The compromise proposed by Mr. Clay on the slavery question, as indicated in his resolutions and speech delivered on the floor of the Senate, on Tuesday last, has produced a more remarkable sensation in the public mind than even the message of General Taylor on the California question.—This sensation appears to have been as prevalent in the Senate at Washington as out of it—in the capitol as in this community; and we presume that the same sentiments will be felt throughout the whole country, as fast as those resolutions and speech travel to the extremities of the Union.
It appears that the principal opposition to Mr. Clay’s remarkable compromise on this interesting question, at first came from the leading Southern members who have heretofore been identified with the democratic party. It is true that the great intellects of the Senate—Mr. Calhoun, Mr. Webster, Col. Benton, Gen. Case, and perhaps one of two others, were silent and speechless before the act of moral courage exemplified in the movement of Mr. Clay. The lesser lights of that body connected with Southern interests, each of them jumped up and made objections—some to one principle, others to another; but all combined in opposition to the general aspect and character of the compromise itself. The Northern Senators, of both parties, did not utter a word on the first impulse; but we have no doubt that their discontent will be elicited in due process of time.

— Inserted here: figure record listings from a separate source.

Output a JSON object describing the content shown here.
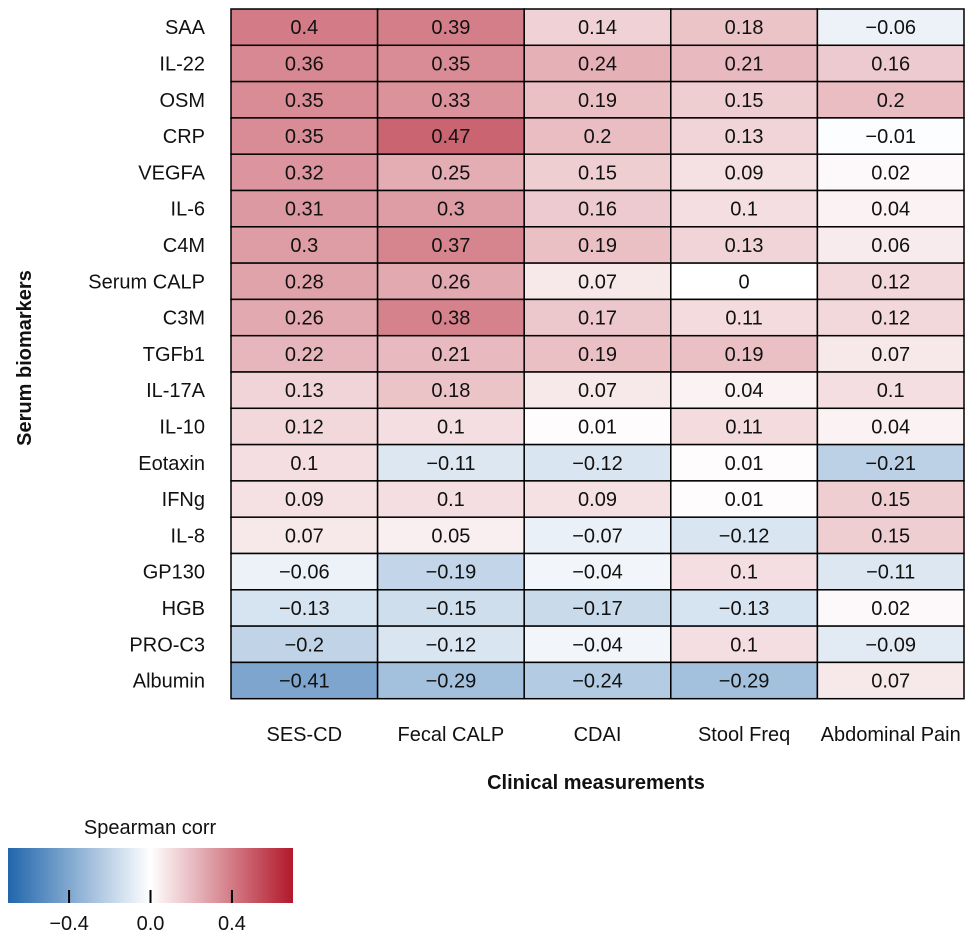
{
  "chart_data": {
    "type": "heatmap",
    "xlabel": "Clinical measurements",
    "ylabel": "Serum biomarkers",
    "x_categories": [
      "SES-CD",
      "Fecal CALP",
      "CDAI",
      "Stool Freq",
      "Abdominal Pain"
    ],
    "y_categories": [
      "SAA",
      "IL-22",
      "OSM",
      "CRP",
      "VEGFA",
      "IL-6",
      "C4M",
      "Serum CALP",
      "C3M",
      "TGFb1",
      "IL-17A",
      "IL-10",
      "Eotaxin",
      "IFNg",
      "IL-8",
      "GP130",
      "HGB",
      "PRO-C3",
      "Albumin"
    ],
    "values": [
      [
        0.4,
        0.39,
        0.14,
        0.18,
        -0.06
      ],
      [
        0.36,
        0.35,
        0.24,
        0.21,
        0.16
      ],
      [
        0.35,
        0.33,
        0.19,
        0.15,
        0.2
      ],
      [
        0.35,
        0.47,
        0.2,
        0.13,
        -0.01
      ],
      [
        0.32,
        0.25,
        0.15,
        0.09,
        0.02
      ],
      [
        0.31,
        0.3,
        0.16,
        0.1,
        0.04
      ],
      [
        0.3,
        0.37,
        0.19,
        0.13,
        0.06
      ],
      [
        0.28,
        0.26,
        0.07,
        0,
        0.12
      ],
      [
        0.26,
        0.38,
        0.17,
        0.11,
        0.12
      ],
      [
        0.22,
        0.21,
        0.19,
        0.19,
        0.07
      ],
      [
        0.13,
        0.18,
        0.07,
        0.04,
        0.1
      ],
      [
        0.12,
        0.1,
        0.01,
        0.11,
        0.04
      ],
      [
        0.1,
        -0.11,
        -0.12,
        0.01,
        -0.21
      ],
      [
        0.09,
        0.1,
        0.09,
        0.01,
        0.15
      ],
      [
        0.07,
        0.05,
        -0.07,
        -0.12,
        0.15
      ],
      [
        -0.06,
        -0.19,
        -0.04,
        0.1,
        -0.11
      ],
      [
        -0.13,
        -0.15,
        -0.17,
        -0.13,
        0.02
      ],
      [
        -0.2,
        -0.12,
        -0.04,
        0.1,
        -0.09
      ],
      [
        -0.41,
        -0.29,
        -0.24,
        -0.29,
        0.07
      ]
    ],
    "legend": {
      "title": "Spearman corr",
      "range": [
        -0.7,
        0.7
      ],
      "ticks": [
        -0.4,
        0.0,
        0.4
      ],
      "tick_labels": [
        "−0.4",
        "0.0",
        "0.4"
      ],
      "colors": {
        "negative": "#2166ac",
        "neutral": "#ffffff",
        "positive": "#b2182b"
      }
    }
  }
}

What a singular spectacle of human nature in political action, is presented in the positions of Mr. Clay, and that of the compatriots in the Senate and out of it! Of all the leaders of the old parties, of all aspiring spirits of the new ones, including General Taylor and the whole of his cabinet, from head to tail, not a single soul, not a single mind, has dared to exhibit the moral courage of coming out with any plan for settling the whole question, except it is Henry Clay, who, solitary and alone, faces the crises with as much calmness and composure as General Taylor did the Mexicans at Buena Vista. Whatever may be the objections to Mr. Clay’s plan on the one side, or its recommendations on the other, we think the moral courage he has exhibited is a spectacle of sublimity that ought to shame all the politicians at Washington, and the miserable drivellers of both parties, and all parties, there and elsewhere.
What, then, are the merits of this plan? We think they possess great and paramount merits, sufficient, on reflection and consideration, not perhaps to satisfy the ultras of either the North or the South, but certainly to calm and quiet all those intelligent minds who have the courage to meet the question openly, and endeavor to settle it on the principles of equality, of compromise, of good sense, and practical discretion. Mr. Clay is truly the great intellect of the age. How weak and imbecile, in such a crisis, have been the good and amiable General Taylor, and his puerile and contempable cabinet at his back!
These are our first impressions on this great and remarkable movement of Mr. Clay; but our thoughts are crowding in multitudes upon us, and we shall take time to speed them to our readers, as we will find room in our columns.